Drug Regulation - Granite Grok

Drug Regulation

Rarely are congressional hearings due to a problem coming full circle. But recently Senator Grassley dragged executives from seven top pharmaceutical companies before a Senate Finance Committee hearing. Ostensibly he was trying to clear the “secrecy” behind how companies set prices. Lawmakers frequently call for increased transparency and legislative oversight of healthcare and especially pharmaceuticals.

Legislative response to regulation run amuck

Some legislators propose solutions as radical as limiting price increases, capping prices, and fining drug companies for raising prices. But a case of wrongful conviction is at the root of all these regulatory proposals, dooming them to failure. The irony is, it isn’t greedy corporations, or a lack of regulations causing drug prices to spiral out of control. The culprit is the regulations that are in place. Those regulations are causing the harm.

Like handcuffs, regulations constrain regulated party’s movement. Proponents argue such rules are necessary to prevent bad behavior. The Laws of Supply and Demand tell us prices rise as you constrain supply. Cost Theory shows how prices are a function of a firm’s costs. Lawmakers forget to consider these basic principles when enabling regulators. It is even more rare when lawmakers or regulators balance the “benefits” of regulation against cost of undesired outcomes.

Pharmaceuticals are among the most regulated industries in the United States. There are over 10,000 individual rules and restrictions. Of course, each is in place to “protect patients and consumers.” Pharmaceutical companies add the cost of regulation to the price of their products to the tune of millions of dollars annually. They have to pay for the legal bureaucracy and required compliance manpower. Factoring in the Food and Drug Administration (FDA) rules on development, testing, efficacy, and certification of a new drug, costs reach the billions.

Cause & effect

Pharmaceutical companies spend among the highest percentage of revenues on research development of any industry. They spend an average of about 17% of revenue on R&D. It takes an average of 12 years and $4 billion to bring a new drug to market. Many cost more than $10 billion. Regulations and bureaucracy directly and significantly contribute to ballooning these costs. The costs are passed on to the consumer in the final market price of a drug. It is entirely unclear if any of these regulatory costs provide significant benefits to patient care or reduction of risk of a bad drug development.

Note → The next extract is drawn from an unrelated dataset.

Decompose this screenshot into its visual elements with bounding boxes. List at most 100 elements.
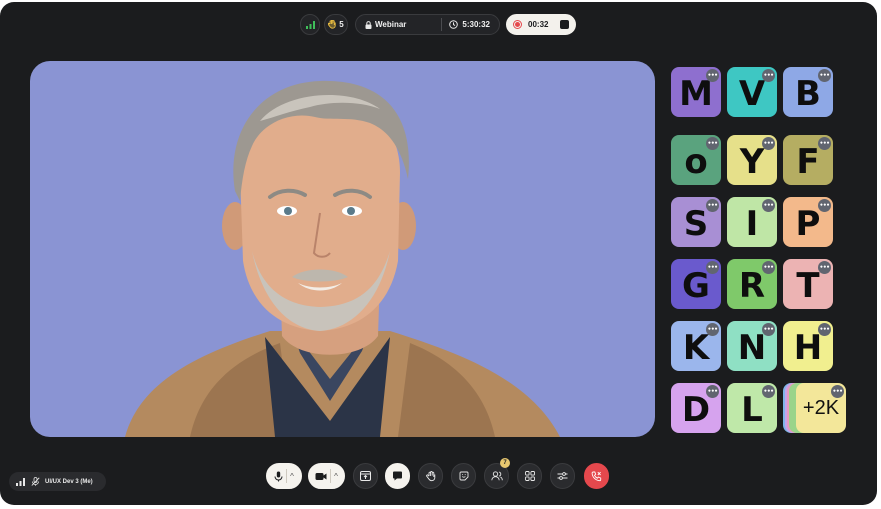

The effect of regulations also creates perverse incentives in that they limit consumer choice and delay innovation. By raising the cost of developing a new drug, regulations incentivize manufacturers to focus on developing drugs that bring them the higher margins. Companies have little reason to focus on producing a drug that, while lifesaving or contributory to widespread wellbeing, has small margins. The sad irony is that the bulk of the proposals in D.C. are targeted at the consequences of previous regulations. Ayn Rand once said, “we can ignore reality, but we cannot ignore the consequences of reality.”

Example 2

We can actively watch this regulatory game play out in New York City. Their new $15 per hour minimum wage is forcing businesses into the laying off some workers to fund the higher wages for others. The New York Times reported fast food workers now face “unfair” firings. But, in truth, these firings aren’t unfair or arbitrary. They are the predictable consequence of government regulating minimum wage in a competitive labor market.

Now, rather than understanding the economics of their action in order to comprehend the outcomes, the city is compounding the regulatory error. It is reacting by pursuing new regulations to “protect” workers from being fired. The next step is probably to make it illegal for the business owner to go out of business.

Conclusion

Sadly, regulations beget more regulations. Regulators are unelected bureaucrats. They have no skin in the game. Their decision making can never be trusted to do the right thing. If lawmakers are truly concerned with out of control drug prices, it isn’t price controls or fines on businesses that will lower them. The answer is a fundamental reform of what we regulate and how we regulate pharmaceutical companies. There is a broader lesson here.